Los países extranjeros representan una oferta potencial de factores de producción que pueden ser escasos en un país dado, así como una salida para los factores abundantes. También son una fuente de transferencia de tecnología y brindan a un país la oportunidad de especializarse en las áreas de producción en las que es mejor. Desde este punto de vista, el cauce principal a través del cual la apertura al comercio mundial eleva la renta per-cápita es mediante el efecto que genera vía el aumento de la productividad. Así, puede entenderse al comercio mismo como una forma de mejora tecnológica.
La evidencia empírica internacional muestra la existencia de una fuerte relación positiva entre el crecimiento del PIB y el crecimiento en el grado de apertura comercial. Así, un cambio en el grado de apertura induce a un mayor crecimiento del PIB y consecuentemente, del ingreso por habitante. Desde este punto de vista, sumarse a la globalización es bueno para el crecimiento económico de un país y existen tres tipos de pruebas que avalan dicha reflexión:
(i) En primer lugar, la apertura lleva a la convergencia económica: los países pobres que están abiertos al comercio crecen más deprisa, en promedio, que los ricos, mientras que los países pobres que están cerrados al comercio crecen más despacio que los países ricos.
(ii) En segundo lugar, los países que abren sus mercados a la economía mundial experimentan una aceleración del crecimiento, mientras que los que cierran su mercado experimentan su desaceleración.

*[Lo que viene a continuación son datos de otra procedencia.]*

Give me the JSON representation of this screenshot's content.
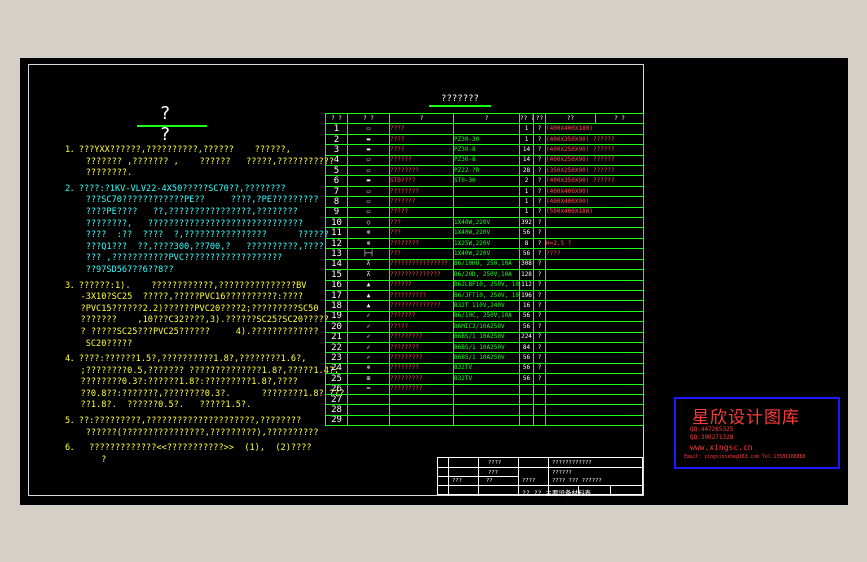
{
  "drawing": {
    "title": "? ?",
    "notes": [
      "1．???YXX??????,??????????,??????    ??????,\n    ??????? ,??????? ,    ??????   ?????,???????????\n    ????????.",
      "2．????:?1KV-VLV22-4X50?????SC70??,????????\n    ???SC70????????????PE??     ????,?PE?????????\n    ????PE????   ??,????????????????,????????\n    ????????,   ??????????????????????????????\n    ????  :??  ????  ?,????????????????      ??????\n    ???Q1???  ??,????300,??700,?   ??????????,????\n    ??? ,???????????PVC???????????????????\n    ??97SD567??6??8??",
      "3．??????:1).    ????????????,???????????????BV\n   -3X10?SC25  ?????,?????PVC16??????????:????\n   ?PVC15??????2.2)??????PVC20????2;?????????SC50\n   ???????    ,10???C32????,3).??????SC25?SC20?????\n   ? ?????SC25???PVC25??????     4).?????????????\n    SC20?????",
      "4．????:??????1.5?,??????????1.8?,????????1.6?,\n   ;????????0.5,??????? ??????????????1.8?,?????1.4?;\n   ????????0.3?:??????1.8?:?????????1.8?,????\n   ??0.8??:???????,????????0.3?.      ????????1.8? ???\n   ??1.8?.  ??????0.5?.   ?????1.5?.",
      "5．??:?????????,?????????????????????,????????\n    ??????(????????????????,?????????),??????????",
      "6．  ?????????????<<???????????>>  (1),  (2)????\n       ?"
    ],
    "table": {
      "title": "???????",
      "headers": [
        "? ?",
        "? ?",
        "?",
        "?",
        "??  ?  ??",
        "??",
        "??",
        "?  ?"
      ],
      "rows": [
        {
          "no": "1",
          "sym": "▭",
          "name": "????",
          "model": "",
          "qty": "1",
          "unit": "?",
          "remark": "(400X400X180)"
        },
        {
          "no": "2",
          "sym": "▬",
          "name": "????",
          "model": "PZ30-30",
          "qty": "1",
          "unit": "?",
          "remark": "(400X350X90)   ??????"
        },
        {
          "no": "3",
          "sym": "▬",
          "name": "????",
          "model": "PZ30-8",
          "qty": "14",
          "unit": "?",
          "remark": "(400X250X90)   ??????"
        },
        {
          "no": "4",
          "sym": "▭",
          "name": "??????",
          "model": "PZ30-8",
          "qty": "14",
          "unit": "?",
          "remark": "(400X250X90)   ??????"
        },
        {
          "no": "5",
          "sym": "▭",
          "name": "????????",
          "model": "PZ22-?R",
          "qty": "28",
          "unit": "?",
          "remark": "(350X250X90)   ??????"
        },
        {
          "no": "6",
          "sym": "▬",
          "name": "ST0????",
          "model": "ST0-30",
          "qty": "2",
          "unit": "?",
          "remark": "(400X350X90)   ??????"
        },
        {
          "no": "7",
          "sym": "▭",
          "name": "????????",
          "model": "",
          "qty": "1",
          "unit": "?",
          "remark": "(400X400X90)"
        },
        {
          "no": "8",
          "sym": "▭",
          "name": "???????",
          "model": "",
          "qty": "1",
          "unit": "?",
          "remark": "(400X400X90)"
        },
        {
          "no": "9",
          "sym": "▭",
          "name": "?????",
          "model": "",
          "qty": "1",
          "unit": "?",
          "remark": "(500X400X180)"
        },
        {
          "no": "10",
          "sym": "○",
          "name": "???",
          "model": "1X40W,220V",
          "qty": "392",
          "unit": "?",
          "remark": ""
        },
        {
          "no": "11",
          "sym": "⊗",
          "name": "???",
          "model": "1X40W,220V",
          "qty": "56",
          "unit": "?",
          "remark": ""
        },
        {
          "no": "12",
          "sym": "⊗",
          "name": "????????",
          "model": "1X25W,220V",
          "qty": "8",
          "unit": "?",
          "remark": "H=2.5  ?"
        },
        {
          "no": "13",
          "sym": "├─┤",
          "name": "???",
          "model": "1X40W,220V",
          "qty": "56",
          "unit": "?",
          "remark": "  ????"
        },
        {
          "no": "14",
          "sym": "⊼",
          "name": "????????????????",
          "model": "B6/10HU,  250,10A",
          "qty": "308",
          "unit": "?",
          "remark": ""
        },
        {
          "no": "15",
          "sym": "⊼",
          "name": "??????????????",
          "model": "B6/20D,  250V,10A",
          "qty": "128",
          "unit": "?",
          "remark": ""
        },
        {
          "no": "16",
          "sym": "▲",
          "name": "??????",
          "model": "B62LBF10,  250V,  10A",
          "qty": "112",
          "unit": "?",
          "remark": ""
        },
        {
          "no": "17",
          "sym": "▲",
          "name": "??????????",
          "model": "B6/JFT10,  250V,  10A",
          "qty": "196",
          "unit": "?",
          "remark": ""
        },
        {
          "no": "18",
          "sym": "▲",
          "name": "??????????????",
          "model": "B32T  110V,240V",
          "qty": "16",
          "unit": "?",
          "remark": ""
        },
        {
          "no": "19",
          "sym": "✓",
          "name": "???????",
          "model": "B6/10C,  250V,10A",
          "qty": "56",
          "unit": "?",
          "remark": ""
        },
        {
          "no": "20",
          "sym": "✓",
          "name": "?????",
          "model": "B6MIC2/10A250V",
          "qty": "56",
          "unit": "?",
          "remark": ""
        },
        {
          "no": "21",
          "sym": "✓",
          "name": "?????????",
          "model": "B6BS/1  10A250V",
          "qty": "224",
          "unit": "?",
          "remark": ""
        },
        {
          "no": "22",
          "sym": "✓",
          "name": "????????",
          "model": "B6BS/1  10A250V",
          "qty": "84",
          "unit": "?",
          "remark": ""
        },
        {
          "no": "23",
          "sym": "✓",
          "name": "?????????",
          "model": "B6BS/1  10A250V",
          "qty": "56",
          "unit": "?",
          "remark": ""
        },
        {
          "no": "24",
          "sym": "⊕",
          "name": "????????",
          "model": "B32TV",
          "qty": "56",
          "unit": "?",
          "remark": ""
        },
        {
          "no": "25",
          "sym": "⊞",
          "name": "?????????",
          "model": "B32TV",
          "qty": "56",
          "unit": "?",
          "remark": ""
        },
        {
          "no": "26",
          "sym": "━",
          "name": "?????????",
          "model": "",
          "qty": "",
          "unit": "",
          "remark": ""
        },
        {
          "no": "27",
          "sym": "",
          "name": "",
          "model": "",
          "qty": "",
          "unit": "",
          "remark": ""
        },
        {
          "no": "28",
          "sym": "",
          "name": "",
          "model": "",
          "qty": "",
          "unit": "",
          "remark": ""
        },
        {
          "no": "29",
          "sym": "",
          "name": "",
          "model": "",
          "qty": "",
          "unit": "",
          "remark": ""
        }
      ]
    },
    "title_block": {
      "designer_label": "????",
      "project": "????????????",
      "sheet_name": "??????",
      "stamp": "???",
      "bottom_left": "???",
      "bottom_mid": "??",
      "bottom_right": "????",
      "caption": "????   ???    ??????",
      "footer": "??     ??     主要设备材料表"
    }
  },
  "watermark": {
    "brand": "星欣设计图库",
    "qq1": "QQ:447285325",
    "qq2": "QQ:390271328",
    "site": "www.xingsc.cn",
    "email": "Email:  xingxinsehe@163.com   Tel:13581168888"
  },
  "colors": {
    "background": "#d4d0c8",
    "canvas": "#000000",
    "line_green": "#19ff19",
    "text_yellow": "#ffff33",
    "text_cyan": "#33ffff",
    "watermark_red": "#ff3a3a",
    "watermark_border": "#1a1aff"
  }
}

(iii) Por último, los países que son menos capaces de participar en el comercio mundial por su posición geográfica tienen una renta más baja como consecuencia de su aislamiento. En este sentido, los datos para la segunda mitad del siglo XX muestran que aquellos países que siempre estuvieron abiertos son en promedio, siete veces más ricos que los que nunca lo estuvieron. A su vez, los países que mantuvieron su apertura al comercio durante más de la mitad del período son en promedio una vez y media más ricos que aquellos que lo hicieron por menos de la mitad del período de estudio.
Sin embargo, tal como señalara William Baumol: “Probablemente la razón más persistente para la resistencia de los no economistas, a las más preciadas recomendaciones de la profesión, sea la falta de consideración sobre las implicancias que éstas tienen en términos distributivos”. El comercio internacional, a lo igual que el progreso tecnológico schumpeteriano, si bien de largo plazo favorece a toda la sociedad en su conjunto (nadie dejó la luz eléctrica para volver a las velas), en el corto plazo hay un conjunto de agentes que se perjudican con la llegada de los nuevos bienes. En este contexto, resulta de crucial importancia acompañar a estos grupos hasta que logren reconvertirse, ya que en su defecto se opondrán al cambio, generarán tensión social y con ello podría abortarse un proceso que de largo plazo beneficia a todos.
Por lo tanto, aquellos países que sean capaces de superar con inteligencia y conocimiento los desafíos de la globalización y del progreso tecnológico, tendrán un futuro mucho mejor de lo que alguna vez se hayan permitido imaginar. Los que no se adapten a la nueva realidad seguirán viendo pasar el tren de la convergencia.